Né en 1973, Né en 1973 sous l’impulsion de Lotfi Belhassine, Jazz à Tabarka a progressivement construit une légende à part dans le paysage culturel tunisien. La ville n’était plus seulement associée à son corail rouge, à son Fort génois, à ses aiguilles rocheuses ou aux forêts du Nord-Ouest. Elle devenait aussi une scène méditerranéenne, capable d’attirer des artistes majeurs et un public venu chercher autre chose qu’un séjour balnéaire classique.

Au fil des éditions, Tabarka a ainsi vu passer une impressionnante constellation de noms : Al Jarreau, Billy Paul, Barbara Hendricks, Kool & The Gang, Lucky Peterson, Bernard Allison, Diana Krall, Jacques Higelin, Miles Davis, Manu Dibango, Léo Ferré, Dizzy Gillespie, Keith Jarrett, Michel Jonasz, Miriam Makeba, Charles Mingus, Claude Nougaro, Ahmad Jamal, The Temptations, Cesária Évora, Al Di Meola ou encore Dee Dee Bridgewater. Cette mémoire artistique a donné au festival une aura rare : celle d’un rendez-vous où le jazz dialoguait avec la soul, le blues, les musiques du monde, la chanson et l’esprit libre des grandes scènes populaires.

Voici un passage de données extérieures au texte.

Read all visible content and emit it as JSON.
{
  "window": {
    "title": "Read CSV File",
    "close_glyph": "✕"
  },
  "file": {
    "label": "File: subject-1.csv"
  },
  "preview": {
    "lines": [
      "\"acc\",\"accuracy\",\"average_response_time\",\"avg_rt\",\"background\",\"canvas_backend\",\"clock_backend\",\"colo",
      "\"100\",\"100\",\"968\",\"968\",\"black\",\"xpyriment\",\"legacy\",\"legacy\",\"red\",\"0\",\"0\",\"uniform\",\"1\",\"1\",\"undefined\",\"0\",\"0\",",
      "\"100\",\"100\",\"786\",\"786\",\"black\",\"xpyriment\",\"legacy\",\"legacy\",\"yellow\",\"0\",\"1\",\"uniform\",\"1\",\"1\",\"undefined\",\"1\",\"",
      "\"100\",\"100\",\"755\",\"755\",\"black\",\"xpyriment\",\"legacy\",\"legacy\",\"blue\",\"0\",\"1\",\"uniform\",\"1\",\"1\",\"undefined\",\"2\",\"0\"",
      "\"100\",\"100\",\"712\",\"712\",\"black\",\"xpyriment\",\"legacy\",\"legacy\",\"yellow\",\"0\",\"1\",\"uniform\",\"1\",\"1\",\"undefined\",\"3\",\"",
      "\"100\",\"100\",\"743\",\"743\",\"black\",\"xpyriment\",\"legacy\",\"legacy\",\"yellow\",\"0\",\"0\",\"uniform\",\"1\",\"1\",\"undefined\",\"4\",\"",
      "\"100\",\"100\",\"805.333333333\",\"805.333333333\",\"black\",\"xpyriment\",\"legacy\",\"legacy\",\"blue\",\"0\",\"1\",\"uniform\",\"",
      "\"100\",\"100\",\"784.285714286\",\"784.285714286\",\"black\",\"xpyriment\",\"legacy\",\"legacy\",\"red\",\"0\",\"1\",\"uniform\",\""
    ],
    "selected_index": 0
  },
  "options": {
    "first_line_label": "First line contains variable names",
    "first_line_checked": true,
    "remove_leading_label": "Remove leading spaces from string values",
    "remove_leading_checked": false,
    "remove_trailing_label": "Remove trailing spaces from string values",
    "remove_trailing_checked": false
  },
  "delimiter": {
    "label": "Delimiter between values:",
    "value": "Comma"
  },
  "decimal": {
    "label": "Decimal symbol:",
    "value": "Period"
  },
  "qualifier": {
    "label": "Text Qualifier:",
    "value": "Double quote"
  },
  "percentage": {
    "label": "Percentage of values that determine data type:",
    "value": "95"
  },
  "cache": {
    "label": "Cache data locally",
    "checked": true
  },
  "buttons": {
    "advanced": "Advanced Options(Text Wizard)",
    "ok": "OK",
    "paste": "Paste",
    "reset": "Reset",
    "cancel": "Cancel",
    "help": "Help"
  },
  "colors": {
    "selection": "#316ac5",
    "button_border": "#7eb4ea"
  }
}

L’édition 2017 avait d’ailleurs rappelé la force intacte de cette marque culturelle, avec un moment de relance porté par des artistes comme Beth Hart, Postmodern Jukebox, Dee Dee Bridgewater ou Lucky Peterson. Elle avait montré que Tabarka pouvait encore faire vibrer son imaginaire international et redevenir, le temps d’un été, l’une des destinations culturelles les plus singulières de Tunisie.

C’est cette histoire que le retour de 2026 vient réveiller. Jazz à Tabarka ne revient pas comme un événement isolé, mais comme une mémoire vivante. Il rappelle que cette ville a longtemps porté une intuition très moderne : le tourisme ne se limite pas au soleil et à la mer. Il devient plus fort lorsqu’il crée du sens, des souvenirs, des rencontres et une identité.